Because I'm not telling you how to process. I'm not telling you to be realistic. I'm not telling you to mourn. To cry out. But it feels that you, the joy-filled, the optimistic, the "glass half full" people are often the ones trying to prescribe to others how to behave. Don't tell me to wear a smile or cheer up when others are dying, losing jobs, struggling to shuffle through the day, suffering. Move through life with your joy; I'm glad that you're able to do such. But let me sit in ashes and sackcloth and watch the world shrink around me. Let me sit in quiet and prayer. It's how I'll make it through to another day.



Strangely enough, I take comfort in putting one of the horses of the Apocalypse down in ink. Here comes the pale horse, albeit without its rider, Death. I take comfort in noticing a somberness and solemnity move across the nation as a whole. A shadow. It let's me know that I'm not the only one feeling the gravity of the moment. The grave.

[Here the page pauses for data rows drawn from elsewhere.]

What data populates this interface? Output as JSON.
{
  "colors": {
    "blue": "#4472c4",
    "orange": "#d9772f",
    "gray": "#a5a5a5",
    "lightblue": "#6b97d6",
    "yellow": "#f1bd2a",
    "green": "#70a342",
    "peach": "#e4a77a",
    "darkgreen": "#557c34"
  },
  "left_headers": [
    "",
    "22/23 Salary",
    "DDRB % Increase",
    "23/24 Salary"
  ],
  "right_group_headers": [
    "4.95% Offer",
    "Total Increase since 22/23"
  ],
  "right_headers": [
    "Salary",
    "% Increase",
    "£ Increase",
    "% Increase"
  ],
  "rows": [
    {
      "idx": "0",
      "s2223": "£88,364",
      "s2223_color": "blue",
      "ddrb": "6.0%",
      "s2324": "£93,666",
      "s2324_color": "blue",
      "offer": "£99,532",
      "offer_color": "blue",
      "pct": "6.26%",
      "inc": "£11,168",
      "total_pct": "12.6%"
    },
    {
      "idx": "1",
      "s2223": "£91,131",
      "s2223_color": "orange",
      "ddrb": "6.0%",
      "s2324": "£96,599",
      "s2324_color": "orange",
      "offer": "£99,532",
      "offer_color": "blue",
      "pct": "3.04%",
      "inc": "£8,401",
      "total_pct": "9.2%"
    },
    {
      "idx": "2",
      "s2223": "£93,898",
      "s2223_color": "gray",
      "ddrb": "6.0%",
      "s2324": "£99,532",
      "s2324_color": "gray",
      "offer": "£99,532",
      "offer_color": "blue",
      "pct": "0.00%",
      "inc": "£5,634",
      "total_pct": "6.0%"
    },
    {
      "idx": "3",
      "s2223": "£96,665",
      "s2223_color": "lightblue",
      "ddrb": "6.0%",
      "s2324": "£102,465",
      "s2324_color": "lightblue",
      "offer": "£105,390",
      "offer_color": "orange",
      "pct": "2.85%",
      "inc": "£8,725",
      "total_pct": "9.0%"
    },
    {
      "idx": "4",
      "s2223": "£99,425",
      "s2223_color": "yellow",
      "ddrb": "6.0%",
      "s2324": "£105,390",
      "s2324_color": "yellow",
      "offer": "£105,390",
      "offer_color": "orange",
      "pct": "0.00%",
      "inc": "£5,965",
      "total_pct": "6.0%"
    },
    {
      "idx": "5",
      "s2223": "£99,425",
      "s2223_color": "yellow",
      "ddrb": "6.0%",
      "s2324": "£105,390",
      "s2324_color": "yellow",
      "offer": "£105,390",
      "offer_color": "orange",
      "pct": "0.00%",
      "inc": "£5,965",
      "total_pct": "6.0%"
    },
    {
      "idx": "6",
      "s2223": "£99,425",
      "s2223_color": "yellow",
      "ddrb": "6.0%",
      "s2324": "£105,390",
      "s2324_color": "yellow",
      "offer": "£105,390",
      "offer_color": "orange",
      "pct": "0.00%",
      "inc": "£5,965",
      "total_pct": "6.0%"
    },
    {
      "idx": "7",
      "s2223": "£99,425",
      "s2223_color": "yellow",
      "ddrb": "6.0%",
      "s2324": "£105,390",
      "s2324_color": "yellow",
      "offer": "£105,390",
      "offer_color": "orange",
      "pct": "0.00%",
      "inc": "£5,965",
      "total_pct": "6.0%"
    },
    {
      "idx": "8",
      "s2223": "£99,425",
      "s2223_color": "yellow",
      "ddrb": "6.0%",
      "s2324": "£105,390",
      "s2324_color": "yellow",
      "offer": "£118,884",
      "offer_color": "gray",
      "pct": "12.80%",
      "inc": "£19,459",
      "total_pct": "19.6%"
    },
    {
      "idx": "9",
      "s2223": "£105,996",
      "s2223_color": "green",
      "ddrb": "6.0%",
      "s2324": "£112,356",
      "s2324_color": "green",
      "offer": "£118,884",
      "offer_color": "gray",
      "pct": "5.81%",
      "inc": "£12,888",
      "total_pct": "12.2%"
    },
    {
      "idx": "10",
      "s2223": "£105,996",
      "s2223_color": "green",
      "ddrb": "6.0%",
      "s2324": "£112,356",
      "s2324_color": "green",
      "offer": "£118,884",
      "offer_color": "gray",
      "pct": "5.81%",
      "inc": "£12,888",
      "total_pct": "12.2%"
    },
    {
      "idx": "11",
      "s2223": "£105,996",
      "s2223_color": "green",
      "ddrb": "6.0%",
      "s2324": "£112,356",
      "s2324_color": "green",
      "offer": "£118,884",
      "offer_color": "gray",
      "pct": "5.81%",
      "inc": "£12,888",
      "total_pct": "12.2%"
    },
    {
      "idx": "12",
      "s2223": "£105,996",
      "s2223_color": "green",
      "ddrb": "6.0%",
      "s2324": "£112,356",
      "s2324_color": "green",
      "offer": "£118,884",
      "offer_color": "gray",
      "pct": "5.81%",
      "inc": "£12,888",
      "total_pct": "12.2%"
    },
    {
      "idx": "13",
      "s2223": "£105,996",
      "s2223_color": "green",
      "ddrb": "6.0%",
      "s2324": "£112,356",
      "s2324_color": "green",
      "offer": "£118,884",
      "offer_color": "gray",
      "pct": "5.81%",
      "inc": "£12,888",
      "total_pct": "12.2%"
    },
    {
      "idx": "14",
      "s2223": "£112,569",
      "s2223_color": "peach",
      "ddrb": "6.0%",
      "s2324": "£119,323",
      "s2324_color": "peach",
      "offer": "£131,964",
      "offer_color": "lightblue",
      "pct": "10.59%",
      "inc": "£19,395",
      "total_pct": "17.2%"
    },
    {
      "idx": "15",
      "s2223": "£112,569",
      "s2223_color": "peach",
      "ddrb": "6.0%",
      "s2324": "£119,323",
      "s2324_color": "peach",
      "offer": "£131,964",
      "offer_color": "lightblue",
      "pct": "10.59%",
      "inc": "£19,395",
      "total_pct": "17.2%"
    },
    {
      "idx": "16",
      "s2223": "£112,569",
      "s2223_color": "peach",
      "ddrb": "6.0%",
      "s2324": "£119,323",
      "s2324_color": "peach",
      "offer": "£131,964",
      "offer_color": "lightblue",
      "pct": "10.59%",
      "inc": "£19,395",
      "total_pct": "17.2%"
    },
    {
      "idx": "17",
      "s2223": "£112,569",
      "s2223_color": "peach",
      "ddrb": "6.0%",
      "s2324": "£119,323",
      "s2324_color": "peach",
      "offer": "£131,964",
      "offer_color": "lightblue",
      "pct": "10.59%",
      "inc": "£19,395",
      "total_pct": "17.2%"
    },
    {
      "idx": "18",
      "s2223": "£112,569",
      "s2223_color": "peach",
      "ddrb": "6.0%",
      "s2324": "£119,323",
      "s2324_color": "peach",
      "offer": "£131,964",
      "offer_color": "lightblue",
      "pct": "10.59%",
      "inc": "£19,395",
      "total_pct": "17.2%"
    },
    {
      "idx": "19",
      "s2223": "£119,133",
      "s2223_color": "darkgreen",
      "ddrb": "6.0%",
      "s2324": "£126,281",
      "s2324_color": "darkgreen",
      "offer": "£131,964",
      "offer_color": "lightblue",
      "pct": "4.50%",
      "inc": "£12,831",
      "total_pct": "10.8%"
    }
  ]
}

I'm hoping that this time of Good Friday come early in Lent, lingering, and its attendant Crucifixion, will bring about a glorious Resurrection. But I'm not there yet. May God have mercy upon us. May God walk alongside us. May God roll away the stone.

Monday, March 16, 2020

THE BEAUTY



"The idea of this was worse when it was happening to someone else. Now it is me and it is inevitable, and nothing inevitable is ever that bad. If I have to live with it, then how can it be unbearable? 

"Besides, bodies betray us. That is what they do. They die and this is, at least, not death. I will choose any option but death. This body wants the story to go on."